São Paulo

A falta de um nome de centro que demonstre fôlego para disputar um segundo turno com Jair Bolsonaro (PSL) preocupa mais os investidores do que a prisão do ex-presidente Luiz Inácio Lula da Silva e a capacidade que ele tem de transferir votos a um candidato não reformista, segundo especialistas ouvidos pela Folha.

Para eles, o grande risco é de a briga no centro diluir as chances de um nome que dê sequência às reformas iniciadas no governo de Michel Temer (MDB).

"Até pouco tempo atrás, existia no mercado um consenso de que um candidato reformista e de centro ia ganhar corpo ao longo do tempo e que a gente ia chegar às eleições com um cenário mais definido eleitoralmente", afirma Dan Kawa, responsável pela área multimercados da Icatu Vanguarda.

"O que acontece agora é que, além de termos um cenário externo mais nebuloso, o tempo passa, a eleição está mais perto, o período de desincompatibilidade do governo está chegando e não vimos o centro se juntando em torno de um candidato único, com força e bem posicionado", diz.

Para ele, não há um candidato de centro liberal com capacidade de aglutinar partidos em torno dele.

O cientista político Carlos Melo, professor do Insper, tem percepção parecida. Segundo ele, a falta de um candidato viável de centro é mais preocupante do que as questões envolvendo Lula.

Sem essa definição, o cenário eleitoral segue imprevisível e há riscos de extremismos de ambos os lados do espectro político, avaliam.

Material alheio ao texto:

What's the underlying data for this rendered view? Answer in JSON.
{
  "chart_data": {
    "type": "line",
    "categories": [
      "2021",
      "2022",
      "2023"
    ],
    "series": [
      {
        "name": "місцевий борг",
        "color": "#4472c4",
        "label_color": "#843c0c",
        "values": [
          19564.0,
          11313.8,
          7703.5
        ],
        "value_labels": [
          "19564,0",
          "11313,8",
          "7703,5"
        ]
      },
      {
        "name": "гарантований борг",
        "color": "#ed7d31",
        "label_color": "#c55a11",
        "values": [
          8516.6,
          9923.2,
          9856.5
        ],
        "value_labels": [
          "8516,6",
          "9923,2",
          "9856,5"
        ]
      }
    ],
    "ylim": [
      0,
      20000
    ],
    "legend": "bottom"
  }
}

"A polarização nada mais é do que reflexo do ânimo dos eleitores em geral que tendem a aumentar a radicalização do voto. Em vez de votar no nome mais ponderado, votaria na esquerda ou na direita", afirma Ronaldo Patah, estrategista de investimentos do UBS Wealth Management.

Ele avalia que o pior cenário eleitoral é justamente não haver um candidato moderado de centro. "A radicalização na Presidência ia ser ruim, ia produzir reformas não tão boas. É importante alguém que pondere, que pese prós e contras e chegue a um resultado consensual", diz.

CONTÁGIO

Em meio a essas incertezas, a candidatura que mais agrada ao mercado, a do ex-governador de São Paulo, Geraldo Alckmin (PSDB) ainda não decolou.

"O mercado está atento ao Alckmin, e se pergunta que horas ele sai para entrar outro, quando vão colocar alguém mais forte", afirma o cientista político Carlos Melo.

E o segundo turno eleitoral pode ficar ainda mais distante para o tucano, a depender do impacto de uma eventual delação de Paulo Preto, ex-diretor da Dersa apontado como operador do partido, preso nesta sexta-feira.

"O próprio PSDB pode ser afetado. Um candidato mais reformista com chances de vencer seria o Alckmin, e essa prisão vai respingar no PSDB", afirma Celson Plácido, estrategista-chefe da XP Investimentos.

Ronaldo Patah, do UBS, tem avaliação parecida. "Qualquer candidato colocado sub judice por um eventual envolvimento com corrupção não ganha eleição. Mas ainda existe hoje um consenso com relação a ele de que é um cara sem grandes questionamentos", afirma.

A Folha entrou em contato com a Fiesp (Federação das indústrias de SP), a FecomércioSP (federação do comércio de SP), o Sinduscon-SP (sindicato da indústria da construção de SP) e a CNI (Confederação Nacional da Indústria), que afirmaram que não irão se manifestar sobre a prisão de Lula.

Para Nelson Mussolini, presidente do Sindusfarma (sindicato que reúne indústrias farmacêuticas), a prisão em si de Lula não deve refletir na economia no curto prazo, mas pode incidir na eleição presidencial, que, diz, já estava indefinida e agora ganha um componente adicional de incerteza.

"As dúvidas se projetam para o médio e longo prazo, em relação à maior ou menor disposição das empresas de realizar investimentos num ambiente de profunda indefinição política e incerteza sobre os rumos das reformas de que o país tanto necessita para crescer de forma consistente e duradoura, como a tributária, da Previdência", afirmou.

Sobre o impacto da Lava Jato, Mussolini disse que a operação está contribuindo para depurar o ambiente de negócios no Brasil, com reflexos positivos no clima concorrencial e na relação entre iniciativa privada e poder público.

"Mas o combate à corrupção em larga escala, a meta de reduzir o 'índice de corrupção' no Brasil é uma questão muito maior, que ultrapassa os limites e os efeitos positivos da Lava Jato. A corrupção sistêmica é um problema grave cujo enfrentamento vai depender de uma mobilização muito mais ampla, mais profunda e persistente da sociedade brasileira e de suas instituições ao longo do tempo."